Obwohl die Spedition Ro.Ro. Tranship als Spezialist auf dem Gebiet der konventionellen Verschiffungen groß geworden ist, werden aktuell rund 80 Prozent der Holzexporte in Containern abgefertigt. Dafür muss die Ware zur Vermeidung von Schäden auf unter 18 Prozent Feuchtigkeitsgehalt getrocknet werden. In diesem Zusammenhang berichtet Stefano Visintin von einer deutlich verbesserten Servicequalität der Lager- und Umschlagbetriebe im Hafen Triest. Was er vermisst, ist ein direkter Liniendienst zur nordamerikanischen Ostküste, den er sich außer für Holzsendungen auch für den Export von italienischen Weinen, Käse- und Schinkenspezialitäten vorstellen kann. „Aber dafür müssten alle Häfen in der nördlichen Adria an einem Strang ziehen“, lautet seine Einschätzung der Sachlage.
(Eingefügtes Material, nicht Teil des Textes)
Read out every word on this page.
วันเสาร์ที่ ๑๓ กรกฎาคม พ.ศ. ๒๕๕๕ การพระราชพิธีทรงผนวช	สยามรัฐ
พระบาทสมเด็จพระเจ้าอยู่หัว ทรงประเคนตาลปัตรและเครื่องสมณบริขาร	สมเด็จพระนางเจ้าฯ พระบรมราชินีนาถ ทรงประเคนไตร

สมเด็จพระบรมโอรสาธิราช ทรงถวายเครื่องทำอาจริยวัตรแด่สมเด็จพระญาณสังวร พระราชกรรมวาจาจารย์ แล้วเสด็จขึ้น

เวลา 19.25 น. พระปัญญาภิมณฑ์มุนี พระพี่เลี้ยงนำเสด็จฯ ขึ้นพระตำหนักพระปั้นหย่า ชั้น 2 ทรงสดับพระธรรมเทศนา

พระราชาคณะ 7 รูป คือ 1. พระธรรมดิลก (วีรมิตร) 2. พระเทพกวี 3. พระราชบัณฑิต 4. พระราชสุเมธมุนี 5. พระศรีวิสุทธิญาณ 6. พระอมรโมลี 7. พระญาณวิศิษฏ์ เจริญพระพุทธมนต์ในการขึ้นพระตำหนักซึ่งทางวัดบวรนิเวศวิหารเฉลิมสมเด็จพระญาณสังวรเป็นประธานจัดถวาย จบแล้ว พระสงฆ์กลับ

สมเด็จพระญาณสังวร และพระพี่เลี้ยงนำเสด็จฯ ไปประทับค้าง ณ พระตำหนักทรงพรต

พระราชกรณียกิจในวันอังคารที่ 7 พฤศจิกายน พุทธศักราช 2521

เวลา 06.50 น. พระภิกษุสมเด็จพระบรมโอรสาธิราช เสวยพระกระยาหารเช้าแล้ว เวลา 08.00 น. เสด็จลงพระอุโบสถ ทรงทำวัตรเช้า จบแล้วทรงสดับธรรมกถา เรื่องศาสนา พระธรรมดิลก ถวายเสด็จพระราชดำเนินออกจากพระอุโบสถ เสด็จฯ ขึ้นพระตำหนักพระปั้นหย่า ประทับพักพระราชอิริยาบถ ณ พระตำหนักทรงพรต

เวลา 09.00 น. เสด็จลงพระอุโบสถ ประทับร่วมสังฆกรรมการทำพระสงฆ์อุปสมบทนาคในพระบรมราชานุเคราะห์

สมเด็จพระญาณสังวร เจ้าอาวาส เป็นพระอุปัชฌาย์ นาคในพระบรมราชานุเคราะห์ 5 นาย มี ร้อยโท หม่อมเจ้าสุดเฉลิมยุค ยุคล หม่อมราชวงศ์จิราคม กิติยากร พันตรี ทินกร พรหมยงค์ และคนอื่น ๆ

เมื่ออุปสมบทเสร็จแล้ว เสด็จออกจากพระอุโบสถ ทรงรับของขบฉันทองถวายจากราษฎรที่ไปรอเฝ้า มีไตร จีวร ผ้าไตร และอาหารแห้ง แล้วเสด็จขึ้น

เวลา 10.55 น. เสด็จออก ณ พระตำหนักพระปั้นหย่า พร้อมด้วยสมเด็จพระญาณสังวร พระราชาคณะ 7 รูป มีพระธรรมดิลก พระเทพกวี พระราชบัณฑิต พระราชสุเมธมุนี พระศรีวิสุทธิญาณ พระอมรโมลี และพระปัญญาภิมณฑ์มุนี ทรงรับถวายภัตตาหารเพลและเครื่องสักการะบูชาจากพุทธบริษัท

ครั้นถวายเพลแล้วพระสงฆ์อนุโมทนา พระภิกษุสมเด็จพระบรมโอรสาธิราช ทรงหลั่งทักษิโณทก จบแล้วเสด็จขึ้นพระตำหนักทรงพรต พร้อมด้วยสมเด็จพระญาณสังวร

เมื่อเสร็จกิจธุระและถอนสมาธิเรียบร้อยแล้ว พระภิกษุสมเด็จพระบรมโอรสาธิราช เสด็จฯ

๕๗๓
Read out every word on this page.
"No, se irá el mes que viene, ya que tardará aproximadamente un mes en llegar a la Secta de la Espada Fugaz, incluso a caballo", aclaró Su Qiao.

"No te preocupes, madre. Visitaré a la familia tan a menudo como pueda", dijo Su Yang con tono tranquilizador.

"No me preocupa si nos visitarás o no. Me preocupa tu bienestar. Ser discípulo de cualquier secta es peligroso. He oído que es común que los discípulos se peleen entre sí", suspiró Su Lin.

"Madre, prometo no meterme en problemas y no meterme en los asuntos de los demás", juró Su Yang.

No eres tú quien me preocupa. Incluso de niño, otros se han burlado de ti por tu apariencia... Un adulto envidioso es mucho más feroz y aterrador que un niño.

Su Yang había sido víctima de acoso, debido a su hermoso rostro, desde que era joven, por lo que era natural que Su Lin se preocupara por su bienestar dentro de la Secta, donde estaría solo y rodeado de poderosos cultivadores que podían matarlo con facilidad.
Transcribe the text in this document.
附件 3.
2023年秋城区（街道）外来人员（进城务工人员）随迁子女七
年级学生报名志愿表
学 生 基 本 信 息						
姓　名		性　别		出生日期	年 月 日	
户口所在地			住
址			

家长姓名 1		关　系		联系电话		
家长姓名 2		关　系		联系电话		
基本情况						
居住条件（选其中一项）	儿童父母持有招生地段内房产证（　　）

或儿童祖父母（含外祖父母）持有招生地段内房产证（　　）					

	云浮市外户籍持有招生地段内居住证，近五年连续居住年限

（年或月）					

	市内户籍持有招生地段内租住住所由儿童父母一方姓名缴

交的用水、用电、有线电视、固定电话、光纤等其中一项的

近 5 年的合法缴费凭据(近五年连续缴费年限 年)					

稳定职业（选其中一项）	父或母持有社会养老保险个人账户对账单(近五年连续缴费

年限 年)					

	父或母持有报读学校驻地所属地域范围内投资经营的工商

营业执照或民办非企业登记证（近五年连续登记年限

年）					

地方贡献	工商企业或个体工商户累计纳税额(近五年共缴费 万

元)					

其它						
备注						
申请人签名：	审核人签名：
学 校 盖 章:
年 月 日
Importseitig betreut Ro.Ro. Tranship neben vielen anderen Transporten ein Großgeschäft mit einem taiwanesischem Kunden. Dieser Auftraggeber schleust rund 80.000 Tonnen Stahlprodukte pro Jahr durch den Triester Hafen. Die Aufgabe von Stefano Visintin und seinem Team besteht in der Organisation der Importabfertigungen, Zwischenlagerungen und Distribution in Europa. Wenn die Spedition zusätzlich noch Veredelungsarbeiten übernimmt, was auf dem FREEeste-Areal problemlos möglich wäre, würde das dem taiwanesischen Industrieunternehmen 6,8 Prozent Importzoll ersparen. Voraussetzung dafür sind die entsprechenden Genehmigungen durch das Zollamt und die Hafenbehörde. Die Anträge dafür hat Ro.Ro. Tranship schon vor einiger Zeit eingereicht. Jetzt fehlen nur noch die positiven Bescheide!